Building Production RAG Systems with LangChain: Lessons Learned

What Is RAG and Why Does It Matter?

Retrieval-Augmented Generation (RAG) is a technique that gives large language models access to your private data. Instead of relying solely on the model's training data, a RAG system retrieves relevant documents from your knowledge base and includes them in the prompt. This allows the LLM to answer questions about your specific business, products, or domain with accuracy and up-to-date information.

RAG has become the standard approach for building AI-powered search, customer support chatbots, internal knowledge assistants, and document analysis tools. It is simpler and cheaper than fine-tuning, and it works with any LLM provider. But building a RAG system that actually works well in production is significantly harder than the tutorials suggest.

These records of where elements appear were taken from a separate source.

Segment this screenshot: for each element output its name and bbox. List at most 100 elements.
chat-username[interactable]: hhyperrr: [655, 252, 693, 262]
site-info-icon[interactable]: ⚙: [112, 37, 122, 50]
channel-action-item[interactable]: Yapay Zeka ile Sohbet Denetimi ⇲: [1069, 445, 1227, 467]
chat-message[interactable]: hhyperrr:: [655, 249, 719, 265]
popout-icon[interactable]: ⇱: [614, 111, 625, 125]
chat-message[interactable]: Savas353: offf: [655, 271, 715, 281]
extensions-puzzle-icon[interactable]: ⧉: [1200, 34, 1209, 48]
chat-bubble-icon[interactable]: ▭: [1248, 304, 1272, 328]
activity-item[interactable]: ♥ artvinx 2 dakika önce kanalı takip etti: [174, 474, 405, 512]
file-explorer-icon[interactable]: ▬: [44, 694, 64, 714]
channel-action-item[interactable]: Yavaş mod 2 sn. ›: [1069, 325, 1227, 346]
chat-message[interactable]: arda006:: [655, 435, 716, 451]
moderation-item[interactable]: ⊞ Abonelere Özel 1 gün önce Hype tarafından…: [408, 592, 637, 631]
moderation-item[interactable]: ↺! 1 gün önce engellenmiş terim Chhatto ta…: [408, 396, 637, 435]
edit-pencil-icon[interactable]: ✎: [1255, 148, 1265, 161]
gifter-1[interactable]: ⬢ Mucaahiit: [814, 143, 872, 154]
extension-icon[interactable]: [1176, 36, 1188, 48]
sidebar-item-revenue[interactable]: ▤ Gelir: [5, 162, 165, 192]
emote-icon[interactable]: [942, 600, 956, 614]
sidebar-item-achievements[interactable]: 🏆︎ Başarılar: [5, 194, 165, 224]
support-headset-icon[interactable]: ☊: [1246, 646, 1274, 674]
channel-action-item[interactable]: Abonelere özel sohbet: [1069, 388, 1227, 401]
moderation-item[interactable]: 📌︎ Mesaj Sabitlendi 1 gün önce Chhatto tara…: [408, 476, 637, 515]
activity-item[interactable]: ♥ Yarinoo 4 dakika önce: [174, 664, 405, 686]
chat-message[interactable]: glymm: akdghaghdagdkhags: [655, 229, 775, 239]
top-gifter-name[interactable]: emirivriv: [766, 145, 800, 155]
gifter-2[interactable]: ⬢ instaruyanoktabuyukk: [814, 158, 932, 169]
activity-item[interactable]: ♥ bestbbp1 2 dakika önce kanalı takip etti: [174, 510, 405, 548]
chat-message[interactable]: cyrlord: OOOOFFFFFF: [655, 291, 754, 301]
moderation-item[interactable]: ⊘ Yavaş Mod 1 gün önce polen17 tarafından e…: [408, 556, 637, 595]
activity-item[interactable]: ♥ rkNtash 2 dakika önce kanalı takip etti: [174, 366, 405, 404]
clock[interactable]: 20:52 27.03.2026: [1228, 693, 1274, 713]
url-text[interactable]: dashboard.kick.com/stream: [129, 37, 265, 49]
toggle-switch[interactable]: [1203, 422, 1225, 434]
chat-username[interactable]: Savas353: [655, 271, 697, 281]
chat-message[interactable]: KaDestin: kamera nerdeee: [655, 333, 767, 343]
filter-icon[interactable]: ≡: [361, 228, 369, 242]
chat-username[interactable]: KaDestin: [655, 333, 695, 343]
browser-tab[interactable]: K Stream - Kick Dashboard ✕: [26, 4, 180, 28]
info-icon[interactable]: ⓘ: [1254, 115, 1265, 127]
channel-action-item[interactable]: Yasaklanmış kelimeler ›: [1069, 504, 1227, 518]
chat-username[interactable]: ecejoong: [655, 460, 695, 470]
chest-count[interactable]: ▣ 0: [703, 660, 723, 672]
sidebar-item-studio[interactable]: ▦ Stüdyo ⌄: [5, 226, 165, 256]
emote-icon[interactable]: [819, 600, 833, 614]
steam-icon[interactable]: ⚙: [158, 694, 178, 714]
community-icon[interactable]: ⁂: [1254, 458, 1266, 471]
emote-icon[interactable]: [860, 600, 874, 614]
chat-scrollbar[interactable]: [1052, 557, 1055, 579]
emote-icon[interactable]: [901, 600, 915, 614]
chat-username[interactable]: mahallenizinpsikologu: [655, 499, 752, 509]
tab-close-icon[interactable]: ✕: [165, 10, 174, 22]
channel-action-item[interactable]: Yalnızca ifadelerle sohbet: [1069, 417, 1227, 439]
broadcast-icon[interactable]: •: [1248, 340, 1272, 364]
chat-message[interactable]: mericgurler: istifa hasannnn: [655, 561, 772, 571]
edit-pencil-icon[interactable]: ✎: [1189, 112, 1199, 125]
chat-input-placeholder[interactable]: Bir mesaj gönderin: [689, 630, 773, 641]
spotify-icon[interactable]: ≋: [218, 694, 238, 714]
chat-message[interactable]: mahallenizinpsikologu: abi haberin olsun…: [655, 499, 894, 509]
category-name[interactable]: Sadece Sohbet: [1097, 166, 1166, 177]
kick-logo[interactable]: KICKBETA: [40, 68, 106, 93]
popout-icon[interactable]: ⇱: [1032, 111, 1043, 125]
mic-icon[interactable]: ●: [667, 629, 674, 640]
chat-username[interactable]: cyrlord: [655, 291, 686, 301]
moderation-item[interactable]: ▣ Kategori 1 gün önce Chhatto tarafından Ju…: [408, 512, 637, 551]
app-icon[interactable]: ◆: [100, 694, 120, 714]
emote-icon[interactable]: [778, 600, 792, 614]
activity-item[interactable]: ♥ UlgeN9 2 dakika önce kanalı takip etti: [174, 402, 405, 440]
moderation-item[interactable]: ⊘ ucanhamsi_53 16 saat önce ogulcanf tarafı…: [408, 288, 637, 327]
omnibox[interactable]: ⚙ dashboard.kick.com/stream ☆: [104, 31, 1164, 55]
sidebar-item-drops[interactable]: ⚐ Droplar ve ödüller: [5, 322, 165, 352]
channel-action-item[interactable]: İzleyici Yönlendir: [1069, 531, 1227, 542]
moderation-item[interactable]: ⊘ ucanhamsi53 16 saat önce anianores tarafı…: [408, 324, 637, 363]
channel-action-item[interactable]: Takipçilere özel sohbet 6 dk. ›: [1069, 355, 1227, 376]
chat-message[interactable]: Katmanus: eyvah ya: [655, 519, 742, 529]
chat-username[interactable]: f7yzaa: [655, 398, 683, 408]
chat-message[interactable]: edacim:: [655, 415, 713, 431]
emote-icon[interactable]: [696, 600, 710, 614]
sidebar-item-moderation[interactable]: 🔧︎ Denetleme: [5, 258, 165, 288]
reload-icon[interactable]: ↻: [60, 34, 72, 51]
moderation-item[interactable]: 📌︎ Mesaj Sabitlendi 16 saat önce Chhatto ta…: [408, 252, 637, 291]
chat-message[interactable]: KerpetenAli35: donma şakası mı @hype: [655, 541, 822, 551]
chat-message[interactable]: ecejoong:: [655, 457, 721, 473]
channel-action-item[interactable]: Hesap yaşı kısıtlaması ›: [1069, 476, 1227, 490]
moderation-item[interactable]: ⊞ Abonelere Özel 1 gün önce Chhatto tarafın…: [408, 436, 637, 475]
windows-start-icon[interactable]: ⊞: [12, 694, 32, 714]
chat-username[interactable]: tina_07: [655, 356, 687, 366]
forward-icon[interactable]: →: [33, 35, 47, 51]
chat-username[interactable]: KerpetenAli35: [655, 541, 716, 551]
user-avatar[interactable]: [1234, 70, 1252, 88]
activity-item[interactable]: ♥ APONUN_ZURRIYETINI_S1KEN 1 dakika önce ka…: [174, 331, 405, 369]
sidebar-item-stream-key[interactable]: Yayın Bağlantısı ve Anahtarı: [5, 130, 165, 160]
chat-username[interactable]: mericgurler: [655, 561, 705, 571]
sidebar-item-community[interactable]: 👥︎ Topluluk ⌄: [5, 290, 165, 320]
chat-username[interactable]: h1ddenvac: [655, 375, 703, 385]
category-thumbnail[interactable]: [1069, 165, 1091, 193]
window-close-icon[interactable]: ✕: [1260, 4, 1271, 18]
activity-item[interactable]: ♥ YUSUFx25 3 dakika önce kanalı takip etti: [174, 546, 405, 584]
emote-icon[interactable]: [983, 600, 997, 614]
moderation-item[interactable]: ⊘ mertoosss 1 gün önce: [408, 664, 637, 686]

The Production RAG Architecture

Document Ingestion Pipeline

The first step is getting your documents into a searchable format. This involves loading documents from various sources (PDFs, web pages, databases, APIs), splitting them into chunks of appropriate size, generating embeddings for each chunk, and storing them in a vector database. We use LangChain's document loaders and text splitters for ingestion, OpenAI's text-embedding-3-small for embeddings, and Supabase with pgvector for storage.

Chunking Strategy

Chunking is the most underrated part of RAG. Poor chunking leads to poor retrieval, which leads to poor answers. We have learned several lessons the hard way:

Chunk size matters enormously. Too small (under 200 tokens) and you lose context. Too large (over 1000 tokens) and you get irrelevant noise. We typically use 500-800 tokens with 100-token overlap.
Respect document structure. Split on section headers and paragraph boundaries, not arbitrary character counts. LangChain's RecursiveCharacterTextSplitter handles this well.
Include metadata. Every chunk should carry metadata about its source — document title, section heading, page number, and date. This metadata is essential for filtering and citation.
Handle tables and structured data separately. Standard text splitting destroys tables. Extract tables as structured data and store them with special handling.

Retrieval Strategy

Naive vector similarity search — the approach most tutorials teach — works for demos but struggles in production. Real-world queries are ambiguous, use different terminology than your documents, and often require information from multiple document sections. Here is what we do instead:

Hybrid search: Combine vector similarity with keyword search (BM25). This catches cases where exact terminology matters, like product names or error codes.
Query transformation: Use the LLM to rewrite user queries before searching. A vague question like "how do I fix the billing issue" becomes a specific search query targeting your documentation.
Reranking: Retrieve more documents than needed (top 20), then use a reranking model to select the most relevant 3-5. This dramatically improves precision.
Multi-query retrieval: Generate multiple search queries from a single user question and merge the results. This improves recall for complex questions.

Common Production Pitfalls

Hallucination Despite RAG

RAG reduces hallucination but does not eliminate it. The LLM can still generate plausible-sounding answers that are not supported by the retrieved documents. Mitigate this by including explicit instructions in your system prompt: "Only answer based on the provided context. If the context does not contain the answer, say you do not know." Also implement citation — require the model to reference specific document sections in its answer.

Stale Data

Your knowledge base changes. Documents are updated, policies change, products evolve. Build an automated re-ingestion pipeline that detects changes to source documents and updates the vector store. We use N8N workflows that monitor source systems and trigger re-ingestion when content changes.

Performance at Scale

A RAG system with 10,000 documents performs very differently from one with 10 million. At scale, you need efficient indexing (use HNSW indexes in pgvector), query caching for common questions, and semantic routing to narrow the search space before retrieval. Monitor your p95 latency and set performance budgets.

Building Your First Production RAG System

Start with a focused knowledge base — your product documentation or FAQ, not your entire company wiki. Use LangChain for orchestration, a quality embedding model, and Supabase with pgvector for storage. Implement hybrid search from the beginning. Build an evaluation framework that tests retrieval quality against a set of known question-answer pairs. Measure, iterate, and expand the knowledge base gradually. RAG done well is a significant competitive advantage — it turns your private data into an intelligent, accessible system.